Comunque il periodo scelto è ricco di eventi, specie quando una nuova circostanza matura fra le continue lotte per la conquista di una supremazia assoluta di un udel sul parentado rjurikide. Più o meno in questi stessi anni un rjurikide, nominalmente Velikii Knjaz di Kiev, stanco di dover combattere contro le ambizioni di quelli che lo assediano, parenti amici e altri, abbandona Kiev con gli uomini che lo servono e fonda una nuova corte nel Nordest della Terra Russa. Qui cercherà di far diventare tutti i frequentatori della sua corte dei semplici dipendenti salariati da lui a Vladimir-sulla-Kljazma ricostruita letteralmente sul modello di Kiev. Via i druzhinniki e i bojari! Che ci siano soltanto cortigiani ben pagati e soldati ingaggiati per le questioni militari che lo stesso knjaz comanderà senza mai più intermediari. è una serie d’innovazioni talmente sconvolgenti per le tradizioni che, come abbiamo detto, nel 1174 questo innovatore Andrea Bogoljubskii figlio di Giorgio Lungamano, fondatore di Mosca (vicinissima a Vladimir), deve scomparire. Ormai però la nuova Rus’ del Volga, malgrado le nubi tatare che si addensano all’orizzonte, è stata varata!

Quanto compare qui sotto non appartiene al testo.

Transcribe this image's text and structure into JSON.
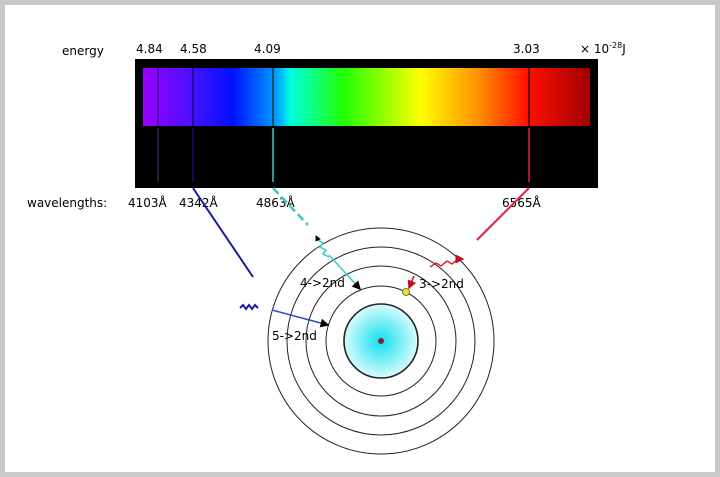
{
  "labels": {
    "energy": "energy",
    "energy_values": [
      "4.84",
      "4.58",
      "4.09",
      "3.03"
    ],
    "energy_unit_prefix": "× 10",
    "energy_unit_exp": "-28",
    "energy_unit_suffix": "J",
    "wavelengths": "wavelengths:",
    "wavelength_values": [
      "4103Å",
      "4342Å",
      "4863Å",
      "6565Å"
    ]
  },
  "transitions": {
    "t5": "5->2nd",
    "t4": "4->2nd",
    "t3": "3->2nd"
  },
  "colors": {
    "violet_line": "#5a2a8a",
    "blue_line": "#1a1aa0",
    "cyan_line": "#3cc8c8",
    "red_line": "#e0203a",
    "nucleus_glow": "#40e0f0",
    "electron": "#e8e030"
  }
}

Alla fine della nostra corsa non abbiamo trovato un esatto corrispondente del cavaliere occidentale né siamo in grado di distinguere una cavalleria di mestiere da una d’élite cavalleresca “all’occidentale”. Abbiamo invece scoperto una figura che potrebbe prendere il titolo di Cavaliere Russo cioè il muzh, ossia il più meritevole e il più anziano druzhinnik, per le ragioni che diciamo qui di seguito. Il problema resta invece nel fatto che per questi “cavalieri russi” non siano stati registrati abitudini o costumi cortesi particolari. Non ci sono notizie certe e circostanziate su una “vita di corte” e i primi accenni verso una corte “ordinata” con una certa etichetta sono a Vladimir-sulla-Kljazma all’epoca di Andrea Bogoljubskii. Per di più, siccome i Rjurikidi non ammisero mai che potesse esistere una classe sociale che vantasse una pari dignità qualsiasi, anche parziale, con i membri maschi della loro famiglia, neppure un Cavalierato d’élite è ben riconoscibile, come vorremmo.

In russo muzh significa uomo, nel senso più esaltante la virilità. Da muzh deriva addirittura muzhèstvennyi ossia coraggioso e forte e con muzh si designa persino il marito giusto come forza della famiglia (che successivamente però acquisterà un altro plurale per non confondere mariti e cavalieri) che però insegna a rispettare i costumi tradizionali ai figli. Né possiamo naturalmente sfuggire al paragone con vir, virilis, virilitas e virtus e i significati che queste parole avevano acquisito nelle corti occidentali nel X-XIII secolo.

Come distinguere il muzh dagli altri armati? Certamente dalle armi che porta…

E qui sono da mettere in evidenza due cose importanti: 1. Le armi nel periodo nel quale vogliamo “fotografare” il nostro cavaliere russo sono oggetti costosissimi e, a seconda della potenza materiale e magica attribuita ad esse, possono essere portate esclusivamente da persone scelte 2. Diventare muzh implica delle cerimonie rituali pagano-cristiane che sono riservate solo a lui.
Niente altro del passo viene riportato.